The developed algorithm of a three-stage pseudo-random generator (Section 3) led to the formation of clusters. These were areas where the directly coupled spins had random values of h_i and the same sign. Clusters can introduce a weak effect of collective interactions. It is very likely that all spins in a cluster will be flipped in the same simulation step. Clusters are able to boost occurring avalanches or trigger the new ones. Figure 3 shows the distribution of random fields with the same sign over the 2D model space. Additionally, the exemplary clusters are highlighted.

The impact of both the disorder and the range of variation of the disorder parameter R on magnetization were examined. The magnetizing process depending on the disorder parameter R was depicted in graphs of meta-stable magnetization changes dM/dH (Figure 4 and Figure 5) and hysteresis loops (Figure 6).

A greater magnetic order of the magnetic system and thus a smaller standard deviation of the random field component in each site of the model space affected the exchange energy of the localized spins in the considered site. The ratio of the strength of exchange interactions to the random field h_i was greater, and therefore the energy needed to overcome the magnetic order in each site was also greater. Therefore, the coercive field was the highest when the influence of the random field component in the model space was the lowest. A magnetic system with higher disorder tends to lower magnetic susceptibility and reduces the coercive field as well [19]. Hence, smooth hysteresis loops significantly depend on the symmetrical shape of the h_i distribution rather than the nearest neighbor interactions.

Figure 7a–d and Figure 8a–d respectively present mapping of the 2D and the 3D metastable states of magnetization due to spin flipping. Single-colored areas (the colors are attributed randomly) refer to regions in which the magnetization processes were avalanche-like. Flip of spins in these areas occurred under conditions of the temporarily determined value of the external field H. Each single spin flip for a given field value was marked with the same color of pixels/cubes on the 2D and 3D maps.

Simulations of the quasi-static process were performed in the same way as earlier tests of numerical implementation efficiency of the RFIM model. A single-spin flip method and a sorting algorithm were used to identify spins meeting the conditions described by the relationships 5 and 6.

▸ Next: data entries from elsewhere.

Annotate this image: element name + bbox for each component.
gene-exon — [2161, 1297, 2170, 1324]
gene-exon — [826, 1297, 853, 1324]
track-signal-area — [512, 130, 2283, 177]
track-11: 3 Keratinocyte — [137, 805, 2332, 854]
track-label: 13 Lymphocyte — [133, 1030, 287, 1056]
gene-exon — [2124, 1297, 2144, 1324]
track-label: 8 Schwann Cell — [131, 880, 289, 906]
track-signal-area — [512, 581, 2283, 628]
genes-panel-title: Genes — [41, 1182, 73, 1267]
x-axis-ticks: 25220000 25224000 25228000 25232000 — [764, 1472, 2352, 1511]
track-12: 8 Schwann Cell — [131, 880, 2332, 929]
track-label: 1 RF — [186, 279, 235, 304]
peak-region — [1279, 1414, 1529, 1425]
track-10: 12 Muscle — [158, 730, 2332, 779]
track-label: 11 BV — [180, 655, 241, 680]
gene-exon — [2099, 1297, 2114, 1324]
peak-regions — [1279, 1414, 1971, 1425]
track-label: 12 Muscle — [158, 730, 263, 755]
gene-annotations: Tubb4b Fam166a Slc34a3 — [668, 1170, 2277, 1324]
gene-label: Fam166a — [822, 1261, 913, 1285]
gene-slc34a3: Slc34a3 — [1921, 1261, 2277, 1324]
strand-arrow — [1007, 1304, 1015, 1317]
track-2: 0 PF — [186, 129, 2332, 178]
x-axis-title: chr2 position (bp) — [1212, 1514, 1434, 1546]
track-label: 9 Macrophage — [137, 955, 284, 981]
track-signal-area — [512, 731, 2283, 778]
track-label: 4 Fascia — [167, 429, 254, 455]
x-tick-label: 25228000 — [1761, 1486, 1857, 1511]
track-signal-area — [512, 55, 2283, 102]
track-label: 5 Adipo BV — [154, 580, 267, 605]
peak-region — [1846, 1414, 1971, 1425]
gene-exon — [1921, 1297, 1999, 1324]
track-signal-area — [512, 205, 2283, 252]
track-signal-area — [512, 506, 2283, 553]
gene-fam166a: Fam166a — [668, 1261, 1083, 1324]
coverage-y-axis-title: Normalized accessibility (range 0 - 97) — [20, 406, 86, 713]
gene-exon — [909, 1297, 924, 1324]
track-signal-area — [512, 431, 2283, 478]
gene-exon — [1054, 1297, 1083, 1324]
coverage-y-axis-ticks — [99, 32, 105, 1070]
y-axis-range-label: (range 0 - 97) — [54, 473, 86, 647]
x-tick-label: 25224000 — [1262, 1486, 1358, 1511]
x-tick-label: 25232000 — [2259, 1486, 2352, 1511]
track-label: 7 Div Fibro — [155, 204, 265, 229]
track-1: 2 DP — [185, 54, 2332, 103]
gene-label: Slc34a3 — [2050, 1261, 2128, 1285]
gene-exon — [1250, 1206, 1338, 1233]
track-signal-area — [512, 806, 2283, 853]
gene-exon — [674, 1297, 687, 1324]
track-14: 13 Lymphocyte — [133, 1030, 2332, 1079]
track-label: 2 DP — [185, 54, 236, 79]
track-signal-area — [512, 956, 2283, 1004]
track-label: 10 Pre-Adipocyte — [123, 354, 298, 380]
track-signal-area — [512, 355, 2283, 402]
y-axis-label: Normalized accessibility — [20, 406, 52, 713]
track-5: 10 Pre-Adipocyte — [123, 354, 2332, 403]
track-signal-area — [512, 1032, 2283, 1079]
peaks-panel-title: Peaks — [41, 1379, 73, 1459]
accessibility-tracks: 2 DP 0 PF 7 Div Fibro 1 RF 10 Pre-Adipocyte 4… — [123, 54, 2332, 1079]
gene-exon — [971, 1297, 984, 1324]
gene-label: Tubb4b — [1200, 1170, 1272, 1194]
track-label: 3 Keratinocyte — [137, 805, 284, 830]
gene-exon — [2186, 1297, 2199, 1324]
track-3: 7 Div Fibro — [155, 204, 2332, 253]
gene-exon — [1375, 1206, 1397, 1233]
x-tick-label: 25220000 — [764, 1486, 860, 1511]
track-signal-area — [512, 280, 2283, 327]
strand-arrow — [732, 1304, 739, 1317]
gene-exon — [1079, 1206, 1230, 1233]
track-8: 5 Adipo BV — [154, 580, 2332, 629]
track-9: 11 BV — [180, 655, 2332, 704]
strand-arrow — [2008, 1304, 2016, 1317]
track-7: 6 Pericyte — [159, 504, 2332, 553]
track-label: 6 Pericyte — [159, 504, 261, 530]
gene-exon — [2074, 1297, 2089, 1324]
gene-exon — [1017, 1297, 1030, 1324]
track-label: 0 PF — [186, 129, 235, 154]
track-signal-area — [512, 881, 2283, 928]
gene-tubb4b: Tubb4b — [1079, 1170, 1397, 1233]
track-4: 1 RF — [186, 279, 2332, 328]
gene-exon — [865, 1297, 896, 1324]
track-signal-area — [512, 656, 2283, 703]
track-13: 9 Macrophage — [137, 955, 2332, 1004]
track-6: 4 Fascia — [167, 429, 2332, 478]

The quasi-static magnetization process, almost independent of the external field step rate, is depicted in Figure 9. Hence, it is possible to achieve a similar course of metastable changes in magnetization triggered by an external field with a different rate of change. Similar shapes of avalanches presented in Figure 7c,d also may prove the quasi-static magnetization process. The observed damping of the metastable changes in magnetization was generally consistent with experimental data [12] (Vol.II, Ch.3). The small increment of the external field H had a negligible impact on the occurring avalanche-like changes in magnetization. The avalanche of spin flips caused discrete changes in magnetization called the Barkhausen effect [15,27]. The greatest impact of the spin-flip avalanche on the change of magnetization was observed in simulations with moderate disorder R∈<1.0, 2.0> of random field h_i.

5. Conclusions

The RFIM model was applied for the numerical studies on slowly driven magnetic systems. Preliminary research on the identification of a quasi-static magnetizing processes in 2D magnetic systems was presented. The paper proves that the a magnetic system driven with a field sweep rate below the quasi-static limit reaches convergent response. Hence, if the response of the system does not depend on the magnetizing field sweep rate, the shape of the magnetizing waveform should not matter. Further development of the model should be focused on the implementation of an explicit time scale and implementation of the long-range magnetic interactions. The quasi-static boundary may be quantified in the expanded model with time-dependent spin interactions and a time-varying external magnetizing field.